Normalmente, pensamos que o Sermão do Monte se restringe às bem-aventuranças, mas estas são a introdução desta Carta Magna das boas-novas de Jesus, o Messias.
Quando falamos em Sermão do Monte, nossa atenção volta para esses três capítulos (5, 6 e 7) das boas novas apresentações do evangelista Mateus. Pensamos nas bem-aventuranças apresentadas neste discurso de Jesus, achando que propõe o caminho para a felicidade. Mas não é bem assim: se nos lembrarmos que Jesus fez o discurso em aramaico, convidamos ir ao hebraico e à cultura da época, para entender melhor o que ele disse.
Dentro da cultura judaica, Jesus descreve aqui uma pessoa que anda no caminho que leva ao Reino dos céus. Por isso, ele repete várias vezes ashréi , no hebraico -- caminhante --, e Mateus utiliza a expressão makarios , no grego, que nós traduzimos por bendito, feliz, bem-aventurado. Expressão que entre os gregos antigos era utilizada em referência aos deuses. E posteriormente aos humanos que andavam no caminho dos deuses.
Assim, este discurso é sobre a caminhada daquilo que é fiel a Deus. São lições para nossa caminhada. Para todos os dias de nossas vidas. E nesta caminhada entram as leis do amor, inclusive aos inimigos. E também o Pai Nosso, oração que nos ensina como nos dirigimos ao Criador.
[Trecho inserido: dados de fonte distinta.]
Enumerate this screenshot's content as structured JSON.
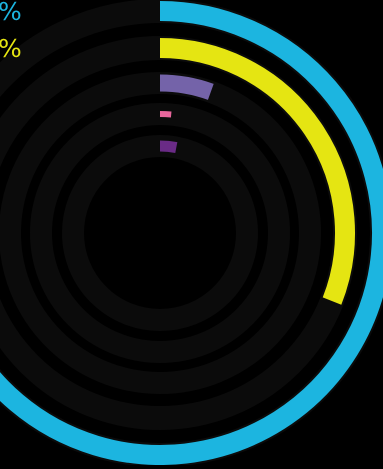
{
  "chart_data": {
    "type": "radial-bar",
    "max": 100,
    "track_color": "#0b0b0b",
    "background": "#000000",
    "series": [
      {
        "value": 82,
        "color": "#1cb5e0"
      },
      {
        "value": 31,
        "color": "#e5e512"
      },
      {
        "value": 5.5,
        "color": "#7463a9"
      },
      {
        "value": 1.5,
        "color": "#e8669c"
      },
      {
        "value": 3,
        "color": "#6a2b86"
      }
    ],
    "labels": [
      {
        "text": "%",
        "color": "#1cb5e0"
      },
      {
        "text": "%",
        "color": "#e5e512"
      }
    ]
  }
}
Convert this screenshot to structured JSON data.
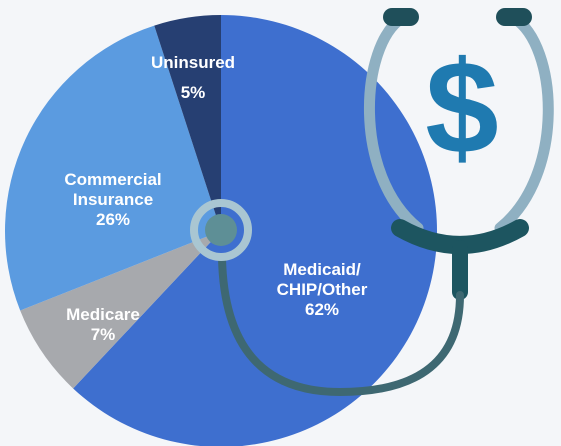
{
  "chart_data": {
    "type": "pie",
    "categories": [
      "Medicaid/ CHIP/Other",
      "Medicare",
      "Commercial Insurance",
      "Uninsured"
    ],
    "values": [
      62,
      7,
      26,
      5
    ],
    "value_labels": [
      "62%",
      "7%",
      "26%",
      "5%"
    ],
    "colors": [
      "#3e6fcf",
      "#a7a9ad",
      "#5b9be0",
      "#263f72"
    ]
  },
  "decoration": {
    "symbol": "$"
  }
}
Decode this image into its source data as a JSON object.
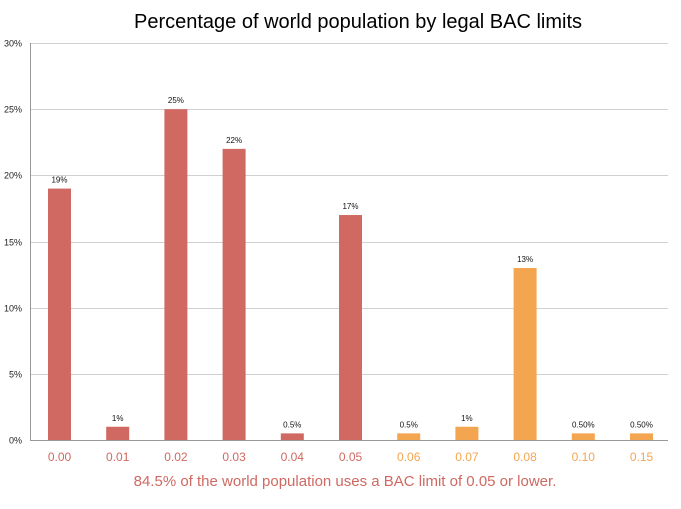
{
  "chart_data": {
    "type": "bar",
    "title": "Percentage of world population by legal BAC limits",
    "categories": [
      "0.00",
      "0.01",
      "0.02",
      "0.03",
      "0.04",
      "0.05",
      "0.06",
      "0.07",
      "0.08",
      "0.10",
      "0.15"
    ],
    "values": [
      19,
      1,
      25,
      22,
      0.5,
      17,
      0.5,
      1,
      13,
      0.5,
      0.5
    ],
    "data_labels": [
      "19%",
      "1%",
      "25%",
      "22%",
      "0.5%",
      "17%",
      "0.5%",
      "1%",
      "13%",
      "0.50%",
      "0.50%"
    ],
    "groups": [
      "low",
      "low",
      "low",
      "low",
      "low",
      "low",
      "high",
      "high",
      "high",
      "high",
      "high"
    ],
    "ylim": [
      0,
      30
    ],
    "yticks": [
      0,
      5,
      10,
      15,
      20,
      25,
      30
    ],
    "ytick_labels": [
      "0%",
      "5%",
      "10%",
      "15%",
      "20%",
      "25%",
      "30%"
    ],
    "grid": true,
    "colors": {
      "low": "#cf6961",
      "high": "#f4a550",
      "note": "#cf6961"
    },
    "annotation": "84.5% of the world population uses a BAC limit of 0.05 or lower."
  }
}
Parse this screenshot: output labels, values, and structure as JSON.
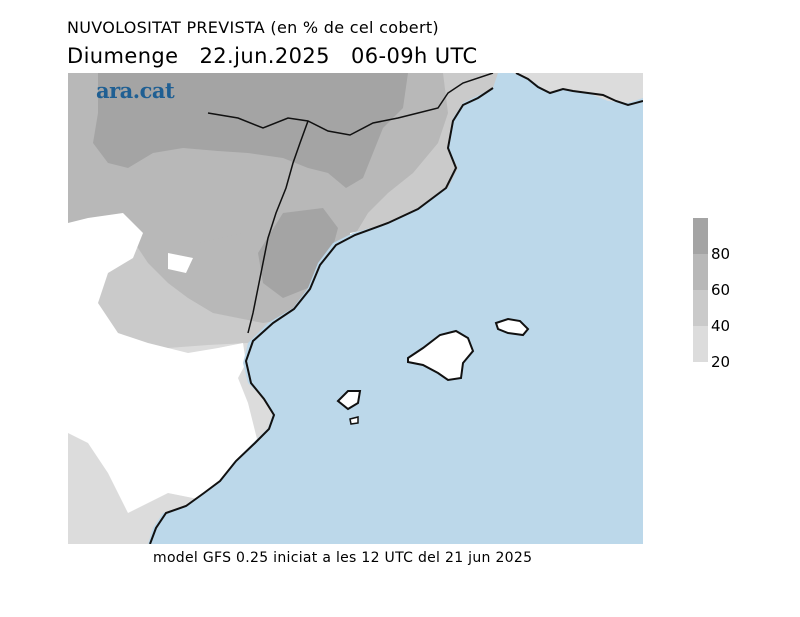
{
  "header": {
    "title": "NUVOLOSITAT PREVISTA (en % de cel cobert)",
    "day": "Diumenge",
    "date": "22.jun.2025",
    "time_range": "06-09h UTC"
  },
  "logo": {
    "text": "ara.cat",
    "color": "#1f5f93"
  },
  "footer": {
    "model_note": "model GFS 0.25 iniciat a les 12 UTC del 21 jun 2025"
  },
  "legend": {
    "levels": [
      {
        "label": "80",
        "color": "#a4a4a4"
      },
      {
        "label": "60",
        "color": "#b8b8b8"
      },
      {
        "label": "40",
        "color": "#cacaca"
      },
      {
        "label": "20",
        "color": "#dcdcdc"
      }
    ]
  },
  "colors": {
    "sea": "#bcd8ea",
    "clear": "#ffffff",
    "cover_20_40": "#dcdcdc",
    "cover_40_60": "#cacaca",
    "cover_60_80": "#b8b8b8",
    "cover_80_100": "#a4a4a4",
    "coastline": "#111111"
  }
}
Mas há algo aqui que chama a atenção: Jesus se coloca como o novo Moisés ao comentar a lei entregue pelo profeta fundador da religião de Israel. Comenta a lei e apresenta novas leituras que devem orientar aqueles que caminham na estrada que leva ao Reino dos céus.
Há um fascínio no Sermão do Monte. Agostinho (354-430) , bispo de Hipona, que os católicos chamam de Santo Agostinho, viu este Sermão como um resumo do evangelho. E Jacques-Bénigne Bossuet (1627-1704), um dos maiores pregadores franceses, posteriormente o Sermão do Monte o primeiro e mais poderoso discurso de Jesus.
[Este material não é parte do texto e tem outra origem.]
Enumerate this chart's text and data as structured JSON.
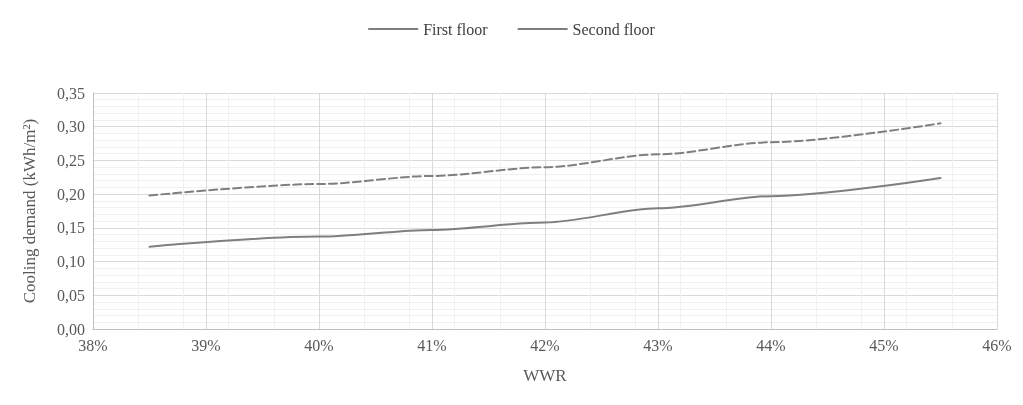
{
  "chart_data": {
    "type": "line",
    "xlabel": "WWR",
    "ylabel": "Cooling demand (kWh/m²)",
    "xlim": [
      38,
      46
    ],
    "xticks": [
      {
        "value": 38,
        "label": "38%"
      },
      {
        "value": 39,
        "label": "39%"
      },
      {
        "value": 40,
        "label": "40%"
      },
      {
        "value": 41,
        "label": "41%"
      },
      {
        "value": 42,
        "label": "42%"
      },
      {
        "value": 43,
        "label": "43%"
      },
      {
        "value": 44,
        "label": "44%"
      },
      {
        "value": 45,
        "label": "45%"
      },
      {
        "value": 46,
        "label": "46%"
      }
    ],
    "ylim": [
      0,
      0.35
    ],
    "yticks": [
      {
        "value": 0,
        "label": "0,00"
      },
      {
        "value": 0.05,
        "label": "0,05"
      },
      {
        "value": 0.1,
        "label": "0,10"
      },
      {
        "value": 0.15,
        "label": "0,15"
      },
      {
        "value": 0.2,
        "label": "0,20"
      },
      {
        "value": 0.25,
        "label": "0,25"
      },
      {
        "value": 0.3,
        "label": "0,30"
      },
      {
        "value": 0.35,
        "label": "0,35"
      }
    ],
    "x": [
      38.5,
      40,
      41,
      42,
      43,
      44,
      45.5
    ],
    "series": [
      {
        "name": "First floor",
        "color": "#7f7f7f",
        "line_style": "solid",
        "values": [
          0.122,
          0.137,
          0.147,
          0.158,
          0.179,
          0.197,
          0.224
        ]
      },
      {
        "name": "Second floor",
        "color": "#7f7f7f",
        "line_style": "dashed",
        "values": [
          0.198,
          0.215,
          0.227,
          0.24,
          0.259,
          0.277,
          0.305
        ]
      }
    ],
    "grid": true,
    "legend": "top",
    "marker": "none"
  }
}
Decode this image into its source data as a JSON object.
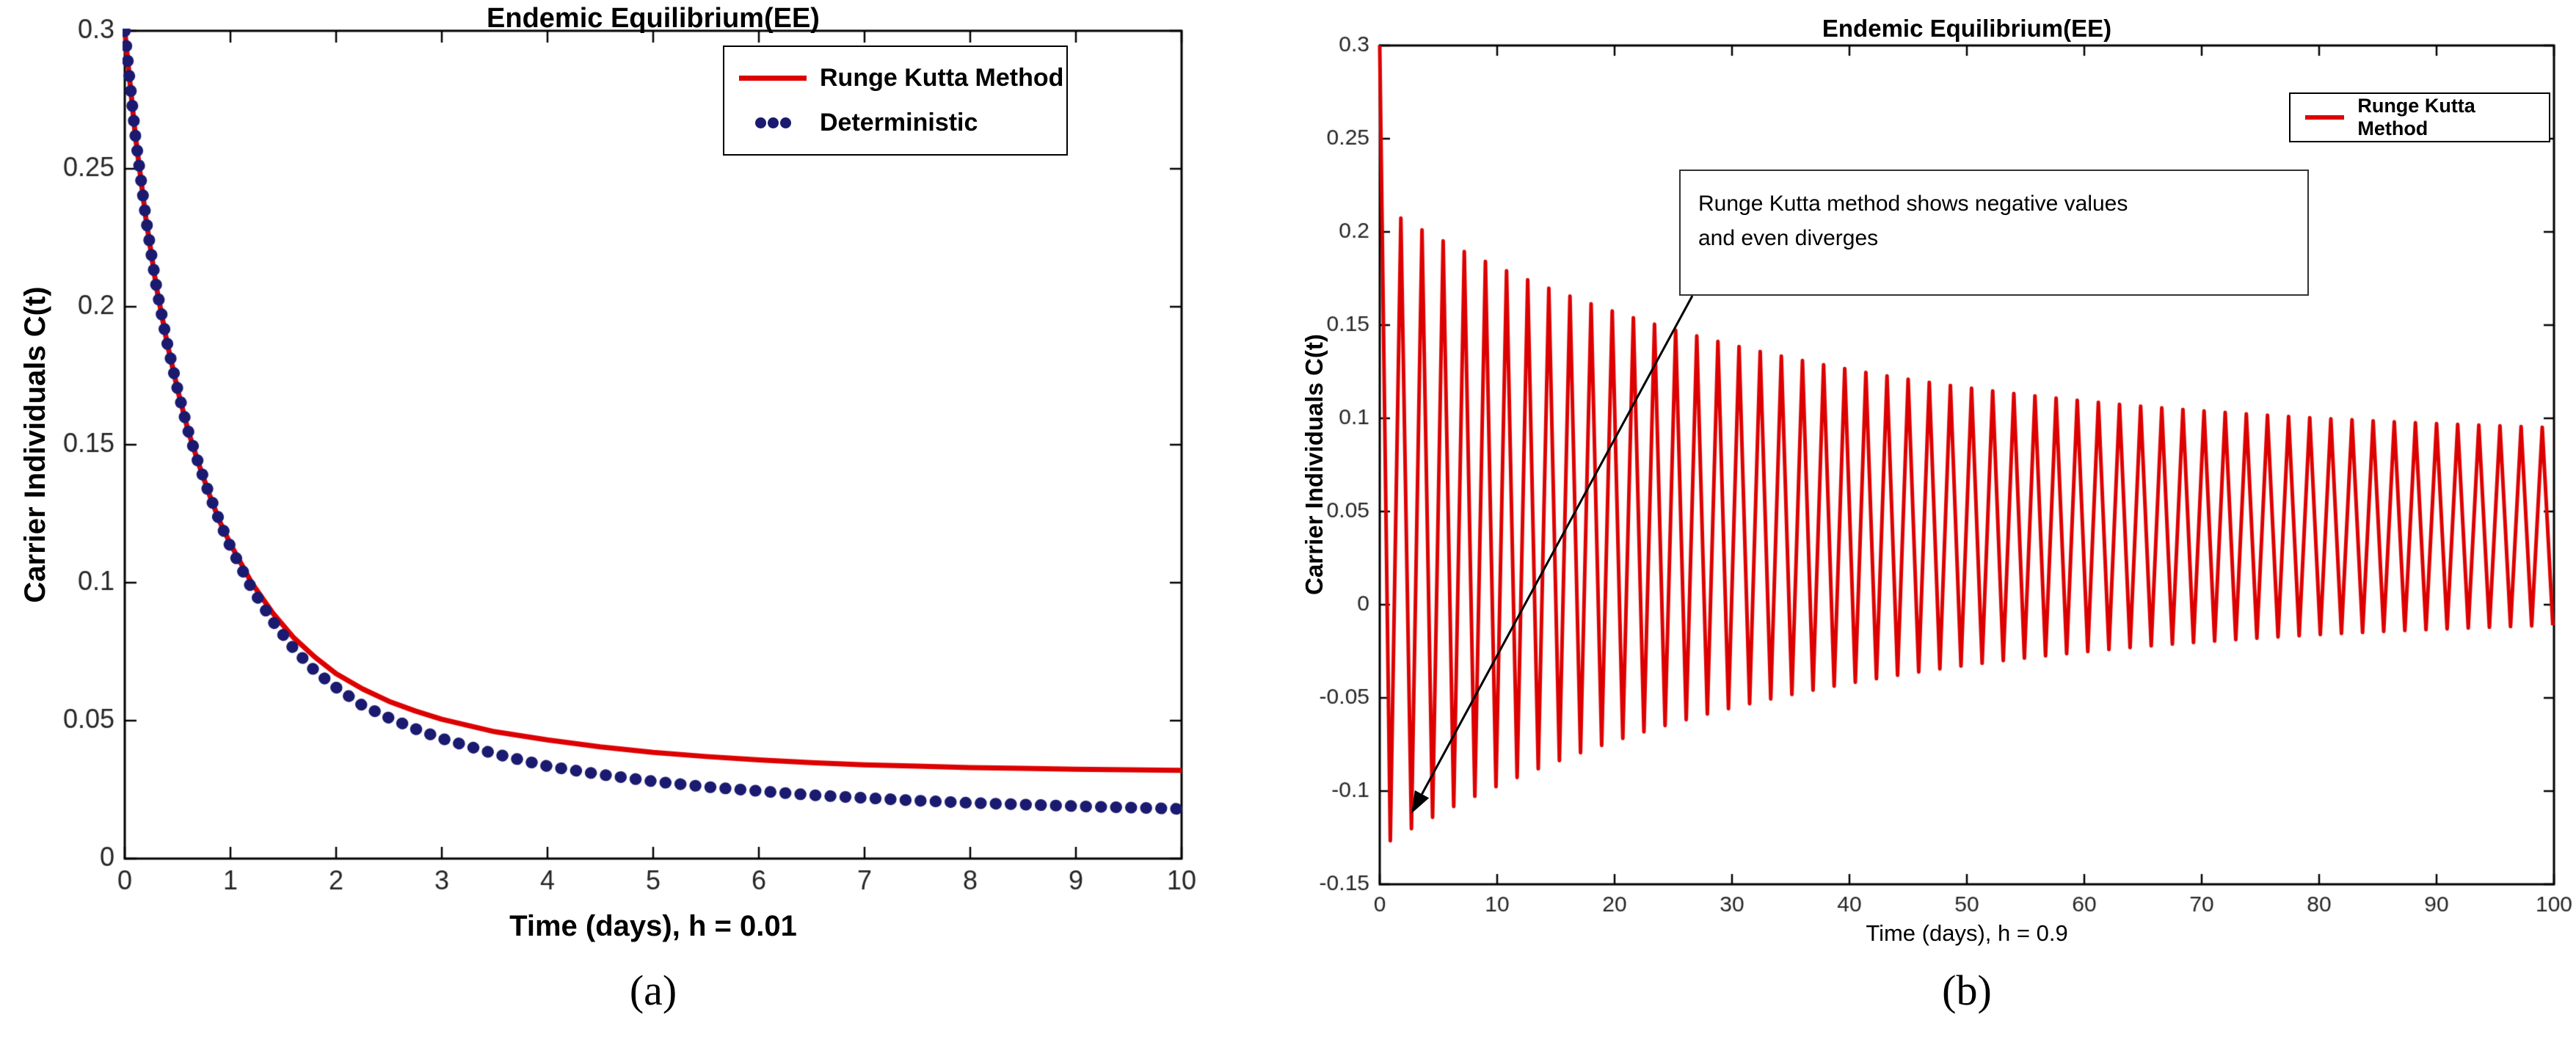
{
  "panels": [
    {
      "caption": "(a)"
    },
    {
      "caption": "(b)"
    }
  ],
  "colors": {
    "runge_kutta_red": "#dd0000",
    "deterministic_navy": "#1a1a70",
    "axes_black": "#000000",
    "tick_text": "#262626"
  },
  "chart_data": [
    {
      "type": "line",
      "title": "Endemic Equilibrium(EE)",
      "xlabel": "Time (days), h = 0.01",
      "ylabel": "Carrier Individuals C(t)",
      "xlim": [
        0,
        10
      ],
      "ylim": [
        0,
        0.3
      ],
      "grid": false,
      "legend_position": "top-right",
      "xticks": [
        0,
        1,
        2,
        3,
        4,
        5,
        6,
        7,
        8,
        9,
        10
      ],
      "xtick_labels": [
        "0",
        "1",
        "2",
        "3",
        "4",
        "5",
        "6",
        "7",
        "8",
        "9",
        "10"
      ],
      "yticks": [
        0,
        0.05,
        0.1,
        0.15,
        0.2,
        0.25,
        0.3
      ],
      "ytick_labels": [
        "0",
        "0.05",
        "0.1",
        "0.15",
        "0.2",
        "0.25",
        "0.3"
      ],
      "series": [
        {
          "name": "Runge Kutta Method",
          "color": "#dd0000",
          "line": "solid",
          "width": 7,
          "x": [
            0,
            0.1,
            0.2,
            0.3,
            0.4,
            0.5,
            0.6,
            0.7,
            0.8,
            0.9,
            1,
            1.2,
            1.4,
            1.6,
            1.8,
            2,
            2.25,
            2.5,
            2.75,
            3,
            3.5,
            4,
            4.5,
            5,
            5.5,
            6,
            6.5,
            7,
            7.5,
            8,
            8.5,
            9,
            9.5,
            10
          ],
          "y": [
            0.3,
            0.262,
            0.232,
            0.207,
            0.187,
            0.17,
            0.155,
            0.143,
            0.132,
            0.122,
            0.114,
            0.1,
            0.089,
            0.08,
            0.073,
            0.067,
            0.0615,
            0.057,
            0.0535,
            0.0505,
            0.046,
            0.043,
            0.0405,
            0.0385,
            0.037,
            0.0358,
            0.0348,
            0.034,
            0.0335,
            0.033,
            0.0327,
            0.0324,
            0.0322,
            0.032
          ]
        },
        {
          "name": "Deterministic",
          "color": "#1a1a70",
          "line": "dotted",
          "width": 16,
          "x": [
            0,
            0.1,
            0.2,
            0.3,
            0.4,
            0.5,
            0.6,
            0.7,
            0.8,
            0.9,
            1,
            1.2,
            1.4,
            1.6,
            1.8,
            2,
            2.25,
            2.5,
            2.75,
            3,
            3.5,
            4,
            4.5,
            5,
            5.5,
            6,
            6.5,
            7,
            7.5,
            8,
            8.5,
            9,
            9.5,
            10
          ],
          "y": [
            0.3,
            0.262,
            0.232,
            0.207,
            0.187,
            0.17,
            0.155,
            0.143,
            0.132,
            0.122,
            0.113,
            0.098,
            0.086,
            0.076,
            0.068,
            0.062,
            0.0555,
            0.051,
            0.047,
            0.0435,
            0.038,
            0.0335,
            0.0305,
            0.028,
            0.026,
            0.0245,
            0.023,
            0.022,
            0.021,
            0.0202,
            0.0196,
            0.019,
            0.0185,
            0.018
          ]
        }
      ]
    },
    {
      "type": "line",
      "title": "Endemic Equilibrium(EE)",
      "xlabel": "Time (days), h = 0.9",
      "ylabel": "Carrier Individuals C(t)",
      "xlim": [
        0,
        100
      ],
      "ylim": [
        -0.15,
        0.3
      ],
      "grid": false,
      "legend_position": "top-right",
      "xticks": [
        0,
        10,
        20,
        30,
        40,
        50,
        60,
        70,
        80,
        90,
        100
      ],
      "xtick_labels": [
        "0",
        "10",
        "20",
        "30",
        "40",
        "50",
        "60",
        "70",
        "80",
        "90",
        "100"
      ],
      "yticks": [
        -0.15,
        -0.1,
        -0.05,
        0,
        0.05,
        0.1,
        0.15,
        0.2,
        0.25,
        0.3
      ],
      "ytick_labels": [
        "-0.15",
        "-0.1",
        "-0.05",
        "0",
        "0.05",
        "0.1",
        "0.15",
        "0.2",
        "0.25",
        "0.3"
      ],
      "annotation": {
        "lines": [
          "Runge Kutta method shows negative values",
          "and even diverges"
        ],
        "arrow_target": {
          "x": 2.7,
          "y": -0.112
        }
      },
      "envelope_top": {
        "t": [
          0,
          10,
          20,
          30,
          50,
          70,
          100
        ],
        "y": [
          0.21,
          0.18,
          0.16,
          0.14,
          0.12,
          0.1,
          0.092
        ]
      },
      "envelope_bottom": {
        "t": [
          0,
          10,
          20,
          30,
          50,
          70,
          100
        ],
        "y": [
          -0.13,
          -0.1,
          -0.08,
          -0.055,
          -0.035,
          -0.02,
          -0.012
        ]
      },
      "series": [
        {
          "name": "Runge Kutta Method",
          "color": "#dd0000",
          "line": "solid",
          "width": 5,
          "oscillation": {
            "initial_time": 0,
            "initial_value": 0.3,
            "step": 0.9,
            "period": 1.8,
            "t_end": 100,
            "baseline": 0.042,
            "amp_base": 0.047,
            "amp_decay": 0.125,
            "tau": 33
          }
        }
      ]
    }
  ]
}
Quando lemos o Sermão do Monte sem um tempo para reflexão e oração, ele parece intrigante. E mais do que isso, parece radical, pois como podemos aceitar o conselho para amar os inimigos, para não julgar, para sermos perfeitos como o Pai Celeste, para entrar pela porta estreita que leva à vida. Ou ainda, como não ficar perplexo diante de hipérboles, quando Jesus diz para dar a outra face quando recebe uma tapa, ou cortar a mão direita e jogá-la fora, ou ainda não se preocupar com o dia de amanhã ?
Quando porém nos debruçamos sobre o Sermão do Monte com vagar e oração, descobrimos tesouros inesperados, porque esta Carta Magna do Reino dos céus deve ser vivida em todos os momentos e em todas as situações culturais e sociais de nossas vidas. Ao falar no monte, Jesus disse que cada pessoa possuidora das qualidades descritas são humildes de espírito e limpas de coração, mansas e misericordiosas, choram, têm fome e sede de justiça, são pacificadoras, sofrem injúria e perseguições por amor à justiça e por amor ao Mestre. Assim, caminhando nesta estrada que leva ao Reino dos céus, o cristão é makários, abençoado, feliz.
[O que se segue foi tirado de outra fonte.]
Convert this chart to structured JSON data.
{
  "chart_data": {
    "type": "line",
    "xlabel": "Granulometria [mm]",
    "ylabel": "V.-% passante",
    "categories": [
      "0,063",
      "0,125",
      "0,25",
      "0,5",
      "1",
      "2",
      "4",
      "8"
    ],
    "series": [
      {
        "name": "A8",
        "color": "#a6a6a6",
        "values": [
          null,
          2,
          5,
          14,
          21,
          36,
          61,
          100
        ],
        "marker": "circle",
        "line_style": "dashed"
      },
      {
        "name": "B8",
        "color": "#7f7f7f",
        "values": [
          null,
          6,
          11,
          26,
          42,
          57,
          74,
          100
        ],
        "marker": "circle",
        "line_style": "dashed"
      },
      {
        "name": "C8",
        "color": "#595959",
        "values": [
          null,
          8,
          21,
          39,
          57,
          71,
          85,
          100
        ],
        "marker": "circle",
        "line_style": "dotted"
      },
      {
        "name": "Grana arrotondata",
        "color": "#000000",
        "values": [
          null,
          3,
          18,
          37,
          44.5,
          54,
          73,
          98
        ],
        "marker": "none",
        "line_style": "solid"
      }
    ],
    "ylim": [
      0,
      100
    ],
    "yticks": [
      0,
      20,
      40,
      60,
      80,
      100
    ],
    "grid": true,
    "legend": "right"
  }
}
É muito importante entender que Jesus não estava apresentando uma teoria para a felicidade humana. Como Moisés, apresentou um modelo de comportamente para a construção real do caráter do fiel, que produz bençãos imediatas e futuras.
Assim, como dissemos, Jesus se apresenta como legislador, um novo Moisés, superior, promulgando uma nova lei, a lei do amor, que nasce do Espírito. Jesus não somente condena o arcaísmo da legislação ritual, mas deixa claro que uma nova aliança está nascendo. Assim, estamos diante de um novo povo. Esse israelita espiritual terá um caráter novo, diferente em essência dos padrões do mundo.
Comentando as bem-aventuranças, Agostinho, o bispo de Hipona, viu na exposição de Jesus uma graduação, como se estivéssemos subindo uma escada. O primeiro degrau é a humildade, a submissão à autoridade divina, e o segundo degrau, a mansidão. Esses dois primeiros degraus colocam o discípulo, em espírito de piedade, diante do conhecimento de Deus. É então que, a partir daí, descobre os laços "com que os hábitos da carne e os pecados sujeitam a este mundo". Assim, para Agostinho, os terceiro, quarto e quinto degraus estão relacionados à luta contra o presente século e seus ditames. Já o sexto degrau leva o crente, vitorioso anteriormente, a contemplar o "bem supremo, que somente pode ser visto por uma inteligência pura e serena". O sétimo degrau é a sabedoria, que nasce da contemplação da verdade, que pacifica o cristão e imprime nele a semelhança com Deus. E o último degrau volta ao primeiro, pois ambos nomeiam o Reino dos Céus, a perfeição.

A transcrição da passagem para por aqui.